If you haven’t engaged bottom cog by the time you reach the golf club driveway, then a nasty crunching of gears will ensue.
I’m surprised the residents of the house just at that point in the road haven’t installed double glazing to block out the constant noise of grinding cogs – it’s like the re-christened ‘F**king Hell’ Corner at the bottom of the Black Hill out at Pendle.
At this point, do not attempt to retain any dignity by leaving the old ace up the sleeve. Believe me – showboating with a gear to spare is not the best way to introduce yourself to Shaley. The hill will stir from slumber, clock a spare gear as first timer impudence and crush you down into the wretched bottom cog anyway.
The good news is that the surface is smooth and the climb is steady up and around the first bend then on around the next.
In summer, you get a whiff of wild garlic off to the left as you relish the cool shadows – and a chance to admire the annually dumped broken fridge.
The next corner gets steeper. At this point, you’re trapped between a sitting and standing, as well as the realisation that with no relief in sight – and your front wheel lifting slightly – standing up is only going to be a very short term solution.
But the gradient slackens ever so slightly and you can grind on up in the saddle over some rough patches.
There is a sweet little patch of false summit around the last right hander, where the road eases so you can hear the blood thumping behind the ears rather than your ragged breathing.
Alas, there is then another kick to the top past the golf club sign on your right. As you stop your stop-watch you might be rewarded with a glimpse of a fellow athlete – teeing off to your right.
Shaley Brow. You made it. You also hated it. But if you’re like me, you’ve unfortunately found just what you need.

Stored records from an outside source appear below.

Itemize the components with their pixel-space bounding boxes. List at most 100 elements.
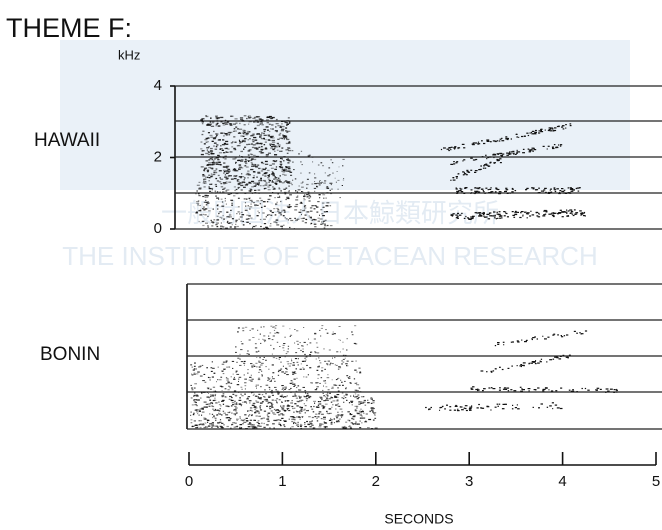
spectrogram-speck [216, 117, 220, 119]
spectrogram-speck [522, 362, 526, 364]
spectrogram-speck [229, 222, 233, 224]
spectrogram-speck [227, 131, 231, 134]
spectrogram-speck [244, 378, 247, 380]
spectrogram-speck [272, 326, 276, 328]
spectrogram-speck [518, 136, 520, 138]
spectrogram-speck [253, 154, 256, 157]
spectrogram-speck [263, 399, 266, 401]
spectrogram-speck [291, 358, 292, 360]
spectrogram-speck [284, 174, 287, 176]
spectrogram-speck [207, 137, 210, 139]
spectrogram-speck [281, 417, 284, 419]
spectrogram-speck [256, 200, 260, 202]
spectrogram-speck [251, 201, 253, 203]
spectrogram-speck [359, 391, 362, 393]
spectrogram-speck [313, 405, 315, 408]
spectrogram-speck [304, 214, 307, 216]
spectrogram-speck [235, 402, 238, 404]
spectrogram-speck [278, 423, 281, 425]
spectrogram-speck [315, 205, 317, 207]
spectrogram-speck [358, 396, 360, 399]
spectrogram-speck [217, 379, 219, 381]
spectrogram-speck [322, 206, 325, 208]
spectrogram-speck [274, 160, 277, 163]
spectrogram-speck [203, 201, 207, 203]
spectrogram-speck [230, 399, 234, 402]
spectrogram-speck [566, 334, 569, 336]
spectrogram-speck [328, 174, 331, 176]
spectrogram-speck [325, 386, 328, 388]
spectrogram-speck [222, 188, 224, 190]
spectrogram-speck [531, 214, 535, 216]
spectrogram-speck [248, 117, 251, 119]
spectrogram-speck [270, 410, 273, 412]
spectrogram-speck [205, 141, 208, 143]
spectrogram-speck [190, 364, 193, 366]
spectrogram-speck [549, 405, 552, 407]
spectrogram-speck [281, 128, 285, 130]
spectrogram-speck [231, 397, 233, 399]
spectrogram-speck [528, 151, 531, 153]
spectrogram-speck [315, 406, 318, 408]
spectrogram-speck [331, 379, 333, 381]
spectrogram-speck [311, 424, 314, 426]
spectrogram-speck [216, 215, 219, 217]
spectrogram-speck [322, 418, 326, 420]
spectrogram-speck [353, 395, 355, 397]
spectrogram-speck [228, 366, 231, 368]
spectrogram-speck [275, 160, 278, 162]
spectrogram-speck [231, 202, 233, 204]
spectrogram-speck [276, 419, 278, 421]
spectrogram-speck [453, 161, 455, 163]
spectrogram-speck [352, 418, 355, 420]
spectrogram-speck [355, 410, 358, 412]
spectrogram-speck [241, 388, 243, 390]
spectrogram-speck [267, 198, 271, 200]
spectrogram-speck [299, 425, 302, 427]
spectrogram-speck [230, 427, 232, 429]
spectrogram-speck [246, 117, 248, 120]
spectrogram-speck [224, 176, 228, 178]
spectrogram-speck [233, 147, 236, 150]
spectrogram-speck [206, 406, 208, 408]
spectrogram-speck [500, 154, 504, 156]
spectrogram-speck [248, 422, 252, 424]
spectrogram-speck [202, 130, 205, 132]
spectrogram-speck [247, 160, 251, 162]
spectrogram-speck [217, 125, 221, 127]
spectrogram-speck [334, 357, 336, 359]
spectrogram-speck [238, 132, 241, 134]
spectrogram-speck [254, 427, 258, 429]
spectrogram-speck [281, 125, 285, 128]
spectrogram-speck [255, 351, 258, 353]
spectrogram-speck [283, 188, 286, 190]
spectrogram-speck [333, 418, 335, 420]
spectrogram-speck [565, 124, 567, 126]
spectrogram-speck [326, 224, 329, 227]
spectrogram-speck [212, 386, 216, 388]
spectrogram-speck [309, 426, 312, 428]
spectrogram-speck [346, 375, 349, 377]
spectrogram-speck [531, 361, 534, 363]
spectrogram-speck [569, 187, 572, 189]
spectrogram-speck [249, 223, 251, 225]
spectrogram-speck [238, 376, 242, 378]
spectrogram-speck [252, 117, 256, 120]
spectrogram-speck [327, 389, 330, 391]
spectrogram-speck [235, 371, 237, 373]
spectrogram-speck [313, 338, 316, 340]
spectrogram-speck [528, 149, 531, 151]
spectrogram-speck [516, 151, 518, 153]
spectrogram-speck [211, 156, 213, 159]
spectrogram-speck [552, 334, 555, 336]
spectrogram-speck [266, 418, 270, 420]
spectrogram-speck [219, 216, 222, 219]
spectrogram-speck [556, 407, 560, 409]
spectrogram-speck [305, 392, 306, 394]
spectrogram-speck [258, 180, 260, 182]
spectrogram-speck [319, 360, 321, 362]
spectrogram-speck [230, 142, 233, 144]
spectrogram-speck [213, 145, 216, 147]
spectrogram-speck [506, 216, 509, 218]
spectrogram-speck [287, 142, 291, 144]
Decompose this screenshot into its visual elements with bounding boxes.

It isn’t a major climb, but it always stings. It’s the perfect hill for me as it’s a warmup ride away from home – a no excuses destination that gives me a litmus test of fitness against myself and others. It’s pretty quiet with more people coming down it than up it [funny that] and it seems to always whack you somehow – even when you’re in the best summer shape ever.
I still don’t mention to ‘the club’ that I climb Shaley Brow on a regular basis. It’s as disrespectful to club tradition as shouting ‘MacBeth’ in Dame Judi’s Dench’s ear.
Sitting at the top this summer, a small group of us waited for the laboured arrival of a Spin Cycle contributor that shall remain nameless.
“Christ,” he panted, pulling up to the group and stopping. “That never gets any easier. No wonder the local pros won’t touch it. Even Wiggins doesn’t like it.”
We contemplated this amazing ‘fact’ silently. Wiggins, frightened of Shaley? The conqueror of the worst tour climbs, shivering under his duvet of a Sunday morning at the thought of the snow-capped summit of Shaley?
Anyway…for mortals, it’s definitely worth including Shaley in your training run twice a month – just to know you are still pushing yourself and to pay homage to the true athletes of Shaley Brow – the golfers.
Shaley Brow can be found on the aptly named Crank Lane between Rainford and Up Holland. Please provide a doctor’s note and do make sure you can engage bottom gear before setting out.